I couldn't come up with a third great grill quote, so I made one up:
"It is better to have grilled and lost (the hot dogs) than never to have grilled at all."
Posted by Ed Levine, April 20, 2007 at 2:05 PM
I love the "Listening With" features in the New York Times even when they don't have cooking references, but this quote by the great jazz singer Dianne Reeves made me fall in love with her. "Explaining how she likes to cook, she said, "It's the same thing with how I sing. I work with my ear to try to make it feel right, or I just keep changing it until I like the way it tastes."

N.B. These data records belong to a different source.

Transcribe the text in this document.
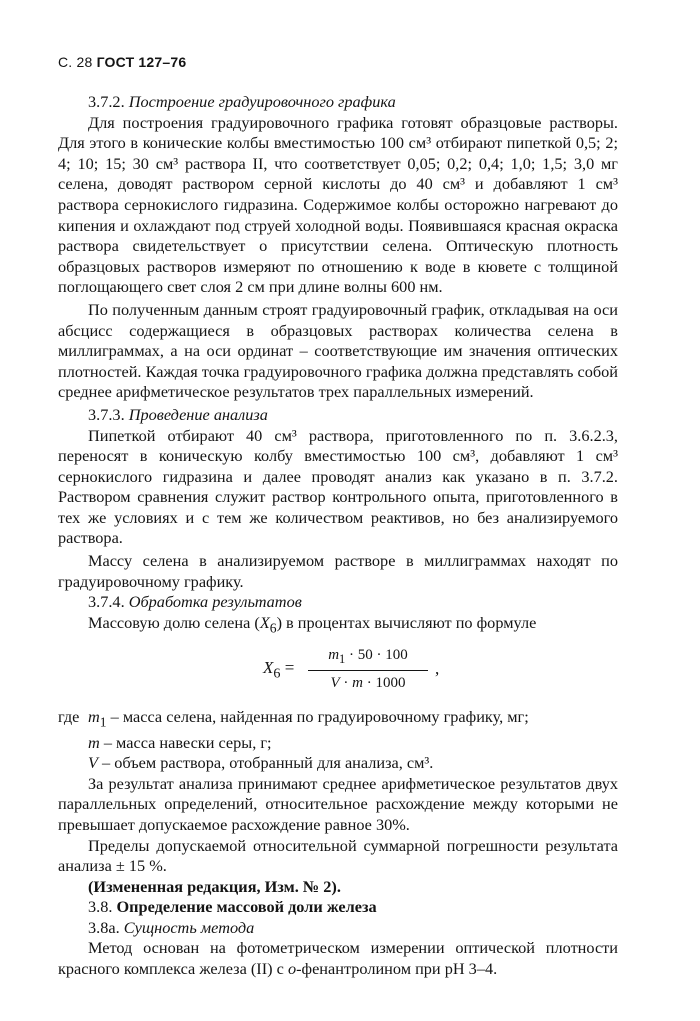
С. 28 ГОСТ 127–76

3.7.2. Построение градуировочного графика

Для построения градуировочного графика готовят образцовые растворы. Для этого в конические колбы вместимостью 100 см³ отбирают пипеткой 0,5; 2; 4; 10; 15; 30 см³ раствора II, что соответствует 0,05; 0,2; 0,4; 1,0; 1,5; 3,0 мг селена, доводят раствором серной кислоты до 40 см³ и добавляют 1 см³ раствора сернокислого гидразина. Содержимое колбы осторожно нагревают до кипения и охлаждают под струей холодной воды. Появившаяся красная окраска раствора свидетельствует о присутствии селена. Оптическую плотность образцовых растворов измеряют по отношению к воде в кювете с толщиной поглощающего свет слоя 2 см при длине волны 600 нм.

По полученным данным строят градуировочный график, откладывая на оси абсцисс содержащиеся в образцовых растворах количества селена в миллиграммах, а на оси ординат – соответствующие им значения оптических плотностей. Каждая точка градуировочного графика должна представлять собой среднее арифметическое результатов трех параллельных измерений.

3.7.3. Проведение анализа

Пипеткой отбирают 40 см³ раствора, приготовленного по п. 3.6.2.3, переносят в коническую колбу вместимостью 100 см³, добавляют 1 см³ сернокислого гидразина и далее проводят анализ как указано в п. 3.7.2. Раствором сравнения служит раствор контрольного опыта, приготовленного в тех же условиях и с тем же количеством реактивов, но без анализируемого раствора.

Массу селена в анализируемом растворе в миллиграммах находят по градуировочному графику.

3.7.4. Обработка результатов

Массовую долю селена $(X_6)$ в процентах вычисляют по формуле

$X_6$ =
$m_1 \cdot 50 \cdot 100$
V · m · 1000
,

где $m_1$ – масса селена, найденная по градуировочному графику, мг;

m – масса навески серы, г;

V – объем раствора, отобранный для анализа, см³.

За результат анализа принимают среднее арифметическое результатов двух параллельных определений, относительное расхождение между которыми не превышает допускаемое расхождение равное 30%.

Пределы допускаемой относительной суммарной погрешности результата анализа ± 15 %.

(Измененная редакция, Изм. № 2).

3.8. Определение массовой доли железа

3.8а. Сущность метода

Метод основан на фотометрическом измерении оптической плотности красного комплекса железа (II) с о-фенантролином при рН 3–4.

Posted by Lia Bulaong, March 1, 2007 at 10:31 AM
"Pigs are very beautiful animals...There is no point of view from which a really corpulent pig is not full of sumptuous and satisfying curves."
- G.K. Chesterton
The pig is "an encyclopedic animal, a meal on legs."
- Grimod de La Reynière
"I've long said that if I were about to be executed and were given a choice of my last meal, it would be bacon and eggs. There are few sights that appeal to me more than the streaks of lean and fat in a good side of bacon, or the lovely round of pinkish meat framed in delicate white fat that is Canadian bacon. Nothing is quite as intoxicating as the smell of bacon frying in the morning, save perhaps the smell of coffee brewing."
- James Beard
"But I will place this carefully fed pig
Within the crackling oven; and, I pray,
What nicer dish can e'er be given to man."
- Aeschylus
Posted by Ed Levine, September 8, 2006 at 5:31 AM
"Cooking is the most massive rush. It's like having the most amazing hard on, with Viagra sprinkled on top of it, and it's still there twelve hours later."
From Bill Buford's brilliant, enormously entertaining book Heat, a quote from the irrepressible Gordon Ramsay.